Pour mémoire, la règle générale de droit commun fixée à l’article R. 611-7-1 du code de justice administrative prévoit que « lorsque l’affaire est en état d’être jugée, le président de la formation de jugement ou le président de la chambre chargée de l’instruction peut, sans clore l’instruction, fixer par ordonnance la date à compter de laquelle les parties ne peuvent plus invoquer de moyens nouveaux ». Cette mesure de cristallisation non automatique peut être mise en place après l’écoulement d’un délai d’un mois minimum suivant la notification de l’ordonnance. En l’absence d’une telle ordonnance, les parties ont, en principe, jusqu’à la clôture de l’instruction pour invoquer de nouveaux moyens. L’article suivant, inséré par l’article 24 du décret et applicable au contentieux éolien, constitue donc une dérogation à cette règle.
   Le Conseil d’État estime que la mesure de cristallisation automatique des moyens prévue à l’article 24 du décret respecte le principe du caractère contradictoire de la procédure juridictionnelle en ce que « la limitation du délai ouvert aux parties pour présenter leurs moyens est subordonnée à la communication aux parties du premier mémoire en défense dans les conditions prévues au deuxième alinéa de l’article R. 611-3 du code de justice administrative » et en ce que « les dispositions attaquées laissent aux parties un délai de deux mois pour présenter, le cas échéant, tout moyen nouveau ».
   Puis, il se penche sur les dispositions prévues au troisième alinéa du même article et apporte deux conditions cumulatives en l’absence desquelles celles-ci seraient considérées comme méconnaissant le principe du contradictoire : « la faculté pour le président de la formation de jugement, ou le magistrat qu’il désigne à cet effet, de fixer une nouvelle date de cristallisation des moyens s’exerce dans le respect des exigences du caractère contradictoire de la procédure juridictionnelle et ne saurait autoriser le président de la formation de jugement à fixer une nouvelle date de cristallisation antérieure à l’expiration du délai de deux mois qui court à compter de la communication aux parties du premier mémoire en défense ».
   Autrement dit, lorsque le président de la formation de jugement fixe une nouvelle date de cristallisation des moyens, celle-ci ne peut être prise totalement au hasard puisqu’elle doit dans tous les cas, pour être valable, respecter le principe du contradictoire. La circonstance que la mesure de cristallisation automatique respecte en elle-même le principe du contradictoire n’a pas pour conséquence de rendre son respect optionnel dans l’hypothèse où le juge fixe une nouvelle date au-delà de ce délai de deux mois.
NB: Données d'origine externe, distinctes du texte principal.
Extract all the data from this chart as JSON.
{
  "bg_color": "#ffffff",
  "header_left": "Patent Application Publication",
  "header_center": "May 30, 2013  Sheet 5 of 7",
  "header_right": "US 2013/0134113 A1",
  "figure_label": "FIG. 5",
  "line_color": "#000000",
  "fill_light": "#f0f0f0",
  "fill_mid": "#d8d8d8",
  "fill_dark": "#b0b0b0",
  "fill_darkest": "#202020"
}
   De même, le Conseil d’État semble non seulement insinuer que la fixation d’un délai inférieur à celui de deux mois de la cristallisation automatique irait à l’encontre du principe du contradictoire mais encore que la fixation d’un délai qui commencerait à courir avant la notification du premier mémoire en défense serait également contraire audit principe.
   Outre la question du principe du contradictoire, celle de la possibilité pour le président de la formation de jugement de fixer un délai inférieur à deux mois se posait effectivement, en raison de la formulation de la disposition, les mots « à tout moment » pouvant laisser entendre une telle affirmation tandis que l’emploi de « nouvelle date » au lieu d’« autre date » pouvant se comprendre comme restreignant cette possibilité au-delà du délai initial de deux mois. La question est désormais tranchée par le juge.
   Relevons que les dispositions de l’article 24 sont semblables en tout point à celles de l’article R. 600-5 du code de l’urbanisme, inséré par l’article 7 du décret n° 2018-617 du 17 juillet 2018 portant modification du code de justice administrative et du code de l’urbanisme (parties réglementaires) et entré en vigueur plusieurs mois avant le décret litigieux. Bien que ce décret du 17 juillet 2018 n’ait pas été contesté devant le Conseil d’État, on peut raisonnablement penser – eu égard à l’identité rédactionnelle commune aux deux articles – que la réserve d’interprétation formulée en matière de contentieux éolien s’applique également au contentieux de l’urbanisme.